原子力分野で、我々が明示的にアカウンタビリティに向き合ったのは、チェルノブイリ原発事故の原因の一つを「安全文化」の欠如と指摘する文脈の中でした。
主要な文献である、INSAG-3「原子力発電所の基本安全原則」(1988年)、INSAG-4「安全文化」(1991年)の両方に、以下のように安全文化(セーフティ・カルチャ)の説明として「アカウンタビリティ」が用いられています。
注)INSAG : International Nuclear Safety Advisory Group
「セーフティ・カルチャとは、原子力発電所の安全を担う活動に従事するすべての人々の献身と責任感のことである。
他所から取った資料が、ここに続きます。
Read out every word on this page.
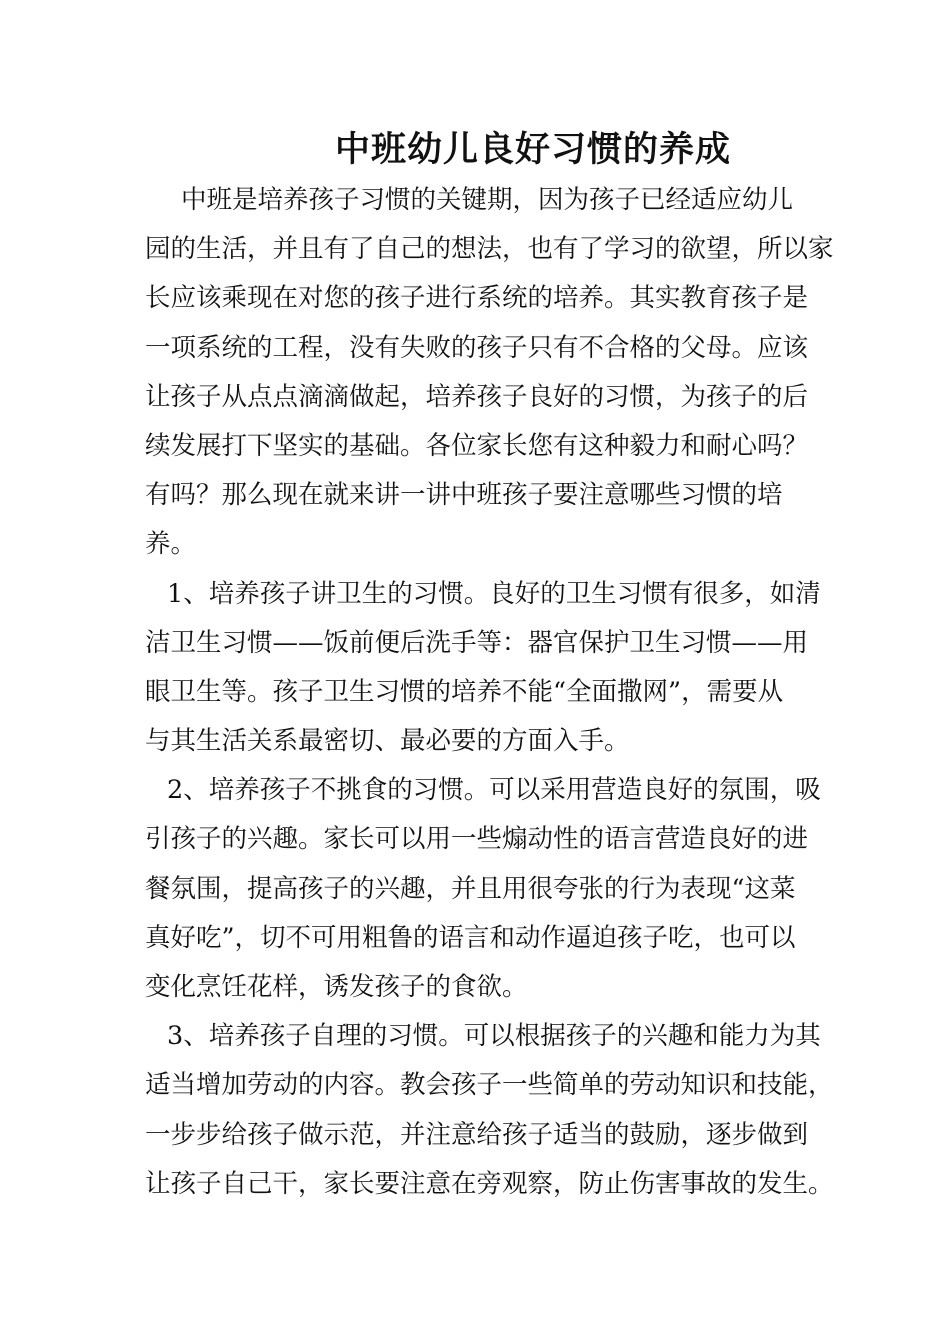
中班幼儿良好习惯的养成
中班是培养孩子习惯的关键期，因为孩子已经适应幼儿
园的生活，并且有了自己的想法，也有了学习的欲望，所以家
长应该乘现在对您的孩子进行系统的培养。其实教育孩子是
一项系统的工程，没有失败的孩子只有不合格的父母。应该
让孩子从点点滴滴做起，培养孩子良好的习惯，为孩子的后
续发展打下坚实的基础。各位家长您有这种毅力和耐心吗？
有吗？那么现在就来讲一讲中班孩子要注意哪些习惯的培
养。
1、培养孩子讲卫生的习惯。良好的卫生习惯有很多，如清
洁卫生习惯——饭前便后洗手等：器官保护卫生习惯——用
眼卫生等。孩子卫生习惯的培养不能“全面撒网”，需要从
与其生活关系最密切、最必要的方面入手。
2、培养孩子不挑食的习惯。可以采用营造良好的氛围，吸
引孩子的兴趣。家长可以用一些煽动性的语言营造良好的进
餐氛围，提高孩子的兴趣，并且用很夸张的行为表现“这菜
真好吃”，切不可用粗鲁的语言和动作逼迫孩子吃，也可以
变化烹饪花样，诱发孩子的食欲。
3、培养孩子自理的习惯。可以根据孩子的兴趣和能力为其
适当增加劳动的内容。教会孩子一些简单的劳动知识和技能，
一步步给孩子做示范，并注意给孩子适当的鼓励，逐步做到
让孩子自己干，家长要注意在旁观察，防止伤害事故的发生。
」(英文は「情報創庫」参照)
これは、発行当時の正式の翻訳ですが、アカウンタビリティを「責任感」と訳しています。
古い英和辞典では、アカウンタビリティを「責任の強意語」としているので、翻訳はこれでよいのですが、その当時にこの言葉の持つ意味やその重要性がどのように認識されたかはわかりません。
今日では、安全文化の特性を10項目にまとめた、いわゆる「10の特性」が用いられることが多いのですが、その中の1項目がPersonal Accountabilityです。
したがって、アカウンタビリティとは、チェルノブイリ原発事故(1986年)の時代から30年以上使われてきた由緒正しい用語、概念と言えるでしょう。
このように「アカウンタビリティ」は重要な用語ですが、アングロ・サクソン諸国以外では、アカウンタビリティと一対一に対応する言葉はありません。
レスポンシビリティと区別することなく用いられてきたそうですので、我々日本人がこの言葉の持つ意味を十分に理解できないとしても、無理からぬところがあります。
(歴史的背景については、「情報創庫」を参照ください。)
また、ある著書によれば、「言葉自体にあいまいさがあり、カメレオン的(Sinclair,1995)に幾通りにも変化する。」とあります。
出典:「アカウンタビリティを考える」山本清著
我々にとって重要な用語の意味がカメレオン的では困ってしまいますので、アカウンタビリティの意味について、安全文化に詳しいアメリカ人の専門家に聞いてみたところ、次のような回答を得ました。
「英語圏の人に聞いても色々と違ったことを言うだろう。それは普段あまり意識しないほどカルチャーに浸透しているからだ。また、辞書の定義も混乱しているし、辞書そのままの意味ではない。」
要するに、一般用語としてのアカウンタビリティはカルチャーに浸透していて多義的ということなのでしょう。